Among these, he said, is the “historic feat” of the top performers at the Caribbean Advanced Proficiency Examinations (CAPE), three of whom tied for first place and for the Prime Minister’s Award, noting that the “feat” is “worthy of special mention.”
The Vincentian leader said his administration remains “firmly committed to sourcing, creating and providing opportunities for all our citizens, including our young people, to achieve their full potential and to excel.”
He said Kingstown is also committed to the goal of engaging all citizens in the “conceptualization, articulation and implementation of this country’s development agenda.
“Our people-centered post-independence narrative encapsulates the concrete and tangible, and the metaphorical and symbolic,” he said. “It is reflected in, among many other things, the emphasis placed on programs aimed at the advancement of all nationals and, also, on the execution of projects of great value and significance, which express our national pride and identity.”
Gonsalves pointed out that the Argyle International Airport is one such project, stating that the completion of which is “representative of the will and tenacity of our people in the face of great odds, including the prevailing global economic conditions during the entire period of construction.”
He said improved air access opens up “new and exciting possibilities in the areas of transportation, tourism and trade,” adding that “our citizenry is keenly attuned to this fact.”

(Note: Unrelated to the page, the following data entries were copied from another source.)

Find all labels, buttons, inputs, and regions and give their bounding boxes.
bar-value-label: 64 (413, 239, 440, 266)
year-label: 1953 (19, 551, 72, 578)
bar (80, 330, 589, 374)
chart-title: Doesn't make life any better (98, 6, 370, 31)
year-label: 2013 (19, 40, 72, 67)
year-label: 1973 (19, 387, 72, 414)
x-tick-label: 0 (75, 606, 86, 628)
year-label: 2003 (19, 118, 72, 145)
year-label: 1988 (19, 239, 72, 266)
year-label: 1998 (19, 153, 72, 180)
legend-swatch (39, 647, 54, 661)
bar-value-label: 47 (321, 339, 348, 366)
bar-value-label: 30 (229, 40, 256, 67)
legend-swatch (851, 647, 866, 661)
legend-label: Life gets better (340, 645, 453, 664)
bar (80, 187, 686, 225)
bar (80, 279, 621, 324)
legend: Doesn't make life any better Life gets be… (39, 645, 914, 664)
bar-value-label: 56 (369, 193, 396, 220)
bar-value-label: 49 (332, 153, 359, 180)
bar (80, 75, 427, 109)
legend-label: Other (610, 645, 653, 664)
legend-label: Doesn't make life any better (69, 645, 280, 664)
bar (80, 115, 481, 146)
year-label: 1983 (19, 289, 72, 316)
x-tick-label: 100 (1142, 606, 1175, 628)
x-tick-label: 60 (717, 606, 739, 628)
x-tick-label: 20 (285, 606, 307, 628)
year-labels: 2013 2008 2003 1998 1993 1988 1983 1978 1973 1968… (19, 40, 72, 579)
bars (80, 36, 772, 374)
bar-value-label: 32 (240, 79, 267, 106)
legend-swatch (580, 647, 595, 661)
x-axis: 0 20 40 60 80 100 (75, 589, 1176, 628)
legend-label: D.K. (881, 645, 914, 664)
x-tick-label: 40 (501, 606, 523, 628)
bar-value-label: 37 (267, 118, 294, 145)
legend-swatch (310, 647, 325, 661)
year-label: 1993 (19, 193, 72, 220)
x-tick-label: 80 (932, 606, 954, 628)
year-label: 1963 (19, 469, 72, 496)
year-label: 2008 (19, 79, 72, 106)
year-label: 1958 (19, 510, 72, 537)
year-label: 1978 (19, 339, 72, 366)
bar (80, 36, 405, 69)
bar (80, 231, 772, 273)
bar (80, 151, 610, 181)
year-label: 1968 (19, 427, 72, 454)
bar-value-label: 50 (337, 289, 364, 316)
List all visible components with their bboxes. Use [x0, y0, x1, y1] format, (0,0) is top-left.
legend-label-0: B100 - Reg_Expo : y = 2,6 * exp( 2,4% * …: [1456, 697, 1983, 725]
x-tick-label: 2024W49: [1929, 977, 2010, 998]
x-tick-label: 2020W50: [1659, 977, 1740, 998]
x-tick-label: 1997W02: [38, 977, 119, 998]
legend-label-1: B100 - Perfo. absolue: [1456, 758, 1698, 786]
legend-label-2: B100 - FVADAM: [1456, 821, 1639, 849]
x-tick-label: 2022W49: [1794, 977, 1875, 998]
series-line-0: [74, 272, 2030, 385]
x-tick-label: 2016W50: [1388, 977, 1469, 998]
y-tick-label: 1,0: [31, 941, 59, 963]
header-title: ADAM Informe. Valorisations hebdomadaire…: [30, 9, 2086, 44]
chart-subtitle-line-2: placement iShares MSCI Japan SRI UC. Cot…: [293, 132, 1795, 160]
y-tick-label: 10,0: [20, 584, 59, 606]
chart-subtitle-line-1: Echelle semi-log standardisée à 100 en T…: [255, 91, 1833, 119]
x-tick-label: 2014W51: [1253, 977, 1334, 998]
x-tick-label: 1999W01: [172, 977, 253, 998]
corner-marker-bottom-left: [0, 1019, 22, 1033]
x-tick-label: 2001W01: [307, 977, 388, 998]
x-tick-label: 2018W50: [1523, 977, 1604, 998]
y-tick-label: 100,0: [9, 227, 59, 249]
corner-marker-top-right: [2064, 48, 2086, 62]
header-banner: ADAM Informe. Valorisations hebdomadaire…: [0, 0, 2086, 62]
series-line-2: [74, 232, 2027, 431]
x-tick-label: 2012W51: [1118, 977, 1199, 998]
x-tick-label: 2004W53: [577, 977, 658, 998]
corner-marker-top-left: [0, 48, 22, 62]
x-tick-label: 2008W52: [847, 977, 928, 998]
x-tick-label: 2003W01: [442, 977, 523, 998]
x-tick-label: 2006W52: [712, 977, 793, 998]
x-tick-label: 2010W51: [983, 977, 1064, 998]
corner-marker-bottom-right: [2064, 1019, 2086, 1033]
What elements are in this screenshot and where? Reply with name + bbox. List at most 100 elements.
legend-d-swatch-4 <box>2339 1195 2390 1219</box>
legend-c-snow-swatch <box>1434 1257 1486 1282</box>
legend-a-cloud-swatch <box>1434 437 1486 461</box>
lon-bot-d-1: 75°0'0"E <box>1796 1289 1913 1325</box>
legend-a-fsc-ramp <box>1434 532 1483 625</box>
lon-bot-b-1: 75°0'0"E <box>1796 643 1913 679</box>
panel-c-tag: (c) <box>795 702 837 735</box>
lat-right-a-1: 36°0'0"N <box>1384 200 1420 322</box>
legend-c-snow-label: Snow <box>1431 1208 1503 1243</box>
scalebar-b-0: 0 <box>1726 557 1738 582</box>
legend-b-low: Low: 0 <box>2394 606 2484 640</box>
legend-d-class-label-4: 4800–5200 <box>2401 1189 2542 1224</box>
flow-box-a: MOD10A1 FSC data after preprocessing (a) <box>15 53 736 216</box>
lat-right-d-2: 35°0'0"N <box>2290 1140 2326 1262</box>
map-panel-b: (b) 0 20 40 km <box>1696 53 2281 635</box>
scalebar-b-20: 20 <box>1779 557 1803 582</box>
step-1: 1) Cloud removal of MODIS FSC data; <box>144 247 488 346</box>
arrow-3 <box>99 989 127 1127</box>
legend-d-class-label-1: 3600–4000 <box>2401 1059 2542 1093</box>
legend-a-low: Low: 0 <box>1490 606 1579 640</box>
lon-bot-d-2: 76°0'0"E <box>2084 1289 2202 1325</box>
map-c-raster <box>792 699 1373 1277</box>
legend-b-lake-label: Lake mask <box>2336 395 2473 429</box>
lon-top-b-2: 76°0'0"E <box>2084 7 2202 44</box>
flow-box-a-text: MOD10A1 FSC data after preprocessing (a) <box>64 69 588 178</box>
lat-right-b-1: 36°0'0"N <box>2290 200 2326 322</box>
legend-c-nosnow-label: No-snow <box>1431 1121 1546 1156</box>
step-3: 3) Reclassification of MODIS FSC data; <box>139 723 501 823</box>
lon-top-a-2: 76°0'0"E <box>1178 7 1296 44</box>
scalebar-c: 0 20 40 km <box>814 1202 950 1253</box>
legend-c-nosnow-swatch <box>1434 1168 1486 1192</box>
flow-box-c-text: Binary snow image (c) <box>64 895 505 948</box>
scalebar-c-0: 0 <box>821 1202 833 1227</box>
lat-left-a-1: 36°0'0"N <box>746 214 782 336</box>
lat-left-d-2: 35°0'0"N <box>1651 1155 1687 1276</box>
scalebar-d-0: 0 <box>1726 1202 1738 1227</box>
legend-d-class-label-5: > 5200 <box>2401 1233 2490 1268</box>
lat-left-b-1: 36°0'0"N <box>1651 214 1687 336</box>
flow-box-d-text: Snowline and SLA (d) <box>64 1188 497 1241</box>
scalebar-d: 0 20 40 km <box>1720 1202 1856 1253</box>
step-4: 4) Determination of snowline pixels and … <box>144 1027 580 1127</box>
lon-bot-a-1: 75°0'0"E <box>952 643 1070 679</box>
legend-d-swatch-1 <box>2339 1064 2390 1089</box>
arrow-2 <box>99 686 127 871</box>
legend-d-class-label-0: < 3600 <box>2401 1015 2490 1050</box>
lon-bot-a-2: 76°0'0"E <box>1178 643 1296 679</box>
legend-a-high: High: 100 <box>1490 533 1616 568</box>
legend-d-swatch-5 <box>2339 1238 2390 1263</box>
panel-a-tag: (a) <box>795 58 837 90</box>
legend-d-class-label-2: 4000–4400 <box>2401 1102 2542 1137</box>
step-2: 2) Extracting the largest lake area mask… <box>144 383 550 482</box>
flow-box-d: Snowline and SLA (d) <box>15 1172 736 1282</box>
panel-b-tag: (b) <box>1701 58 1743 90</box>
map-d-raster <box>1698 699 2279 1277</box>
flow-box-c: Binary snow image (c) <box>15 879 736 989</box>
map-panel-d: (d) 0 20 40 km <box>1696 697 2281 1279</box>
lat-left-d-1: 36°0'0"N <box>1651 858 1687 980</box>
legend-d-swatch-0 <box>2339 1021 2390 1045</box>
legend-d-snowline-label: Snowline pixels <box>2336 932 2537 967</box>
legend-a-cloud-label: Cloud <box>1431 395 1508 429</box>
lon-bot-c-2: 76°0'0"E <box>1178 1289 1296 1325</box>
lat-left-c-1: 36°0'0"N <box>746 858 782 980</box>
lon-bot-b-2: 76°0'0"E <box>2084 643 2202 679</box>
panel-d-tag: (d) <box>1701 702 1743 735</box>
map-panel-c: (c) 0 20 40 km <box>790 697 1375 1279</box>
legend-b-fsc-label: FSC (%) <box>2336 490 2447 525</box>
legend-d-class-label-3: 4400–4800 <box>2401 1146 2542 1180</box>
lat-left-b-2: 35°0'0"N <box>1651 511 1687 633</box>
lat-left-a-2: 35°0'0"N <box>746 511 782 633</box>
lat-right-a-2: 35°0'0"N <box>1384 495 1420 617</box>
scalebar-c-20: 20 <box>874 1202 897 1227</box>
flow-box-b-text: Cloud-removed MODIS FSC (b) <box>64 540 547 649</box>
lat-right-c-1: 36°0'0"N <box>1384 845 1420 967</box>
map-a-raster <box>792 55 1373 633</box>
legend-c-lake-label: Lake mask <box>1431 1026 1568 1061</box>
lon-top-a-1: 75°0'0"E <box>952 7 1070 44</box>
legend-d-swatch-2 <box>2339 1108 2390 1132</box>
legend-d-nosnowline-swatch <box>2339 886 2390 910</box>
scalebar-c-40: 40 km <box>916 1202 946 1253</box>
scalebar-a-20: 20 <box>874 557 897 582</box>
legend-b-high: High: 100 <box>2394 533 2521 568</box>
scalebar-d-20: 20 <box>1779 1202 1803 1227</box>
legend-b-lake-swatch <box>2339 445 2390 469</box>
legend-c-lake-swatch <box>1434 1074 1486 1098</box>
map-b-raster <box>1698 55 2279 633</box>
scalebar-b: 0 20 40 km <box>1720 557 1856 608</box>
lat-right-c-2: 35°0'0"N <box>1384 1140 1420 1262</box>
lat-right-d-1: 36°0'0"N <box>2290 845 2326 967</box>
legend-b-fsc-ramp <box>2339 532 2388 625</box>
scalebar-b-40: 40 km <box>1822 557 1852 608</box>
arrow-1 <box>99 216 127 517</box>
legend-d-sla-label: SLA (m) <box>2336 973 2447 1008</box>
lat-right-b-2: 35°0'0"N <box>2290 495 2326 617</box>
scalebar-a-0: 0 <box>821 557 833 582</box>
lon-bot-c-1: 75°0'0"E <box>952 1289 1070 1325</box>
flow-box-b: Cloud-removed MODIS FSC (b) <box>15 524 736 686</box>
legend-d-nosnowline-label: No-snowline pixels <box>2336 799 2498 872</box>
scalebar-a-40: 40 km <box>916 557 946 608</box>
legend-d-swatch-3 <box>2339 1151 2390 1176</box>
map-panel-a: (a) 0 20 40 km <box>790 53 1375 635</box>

In essence, Gonsalves said the international airport “symbolizes the value we place on our unique culture and heritage and, equally, on our connections to the rest of the world, and the opportunities to participate actively and on an equal footing with our regional and international partners.”
As Vincentians celebrate and continue to chart the course of their development, the prime minister urged that nationals “be wise in the conduct and management of our affairs, wary of any attempt to distract and divide us, and united in our efforts to improve conditions for ourselves, our loved ones and our fellow nationals.
“Let us, too, stand firm in our on-going fight against those who have chosen crime as a way of life,” he said without elaboration.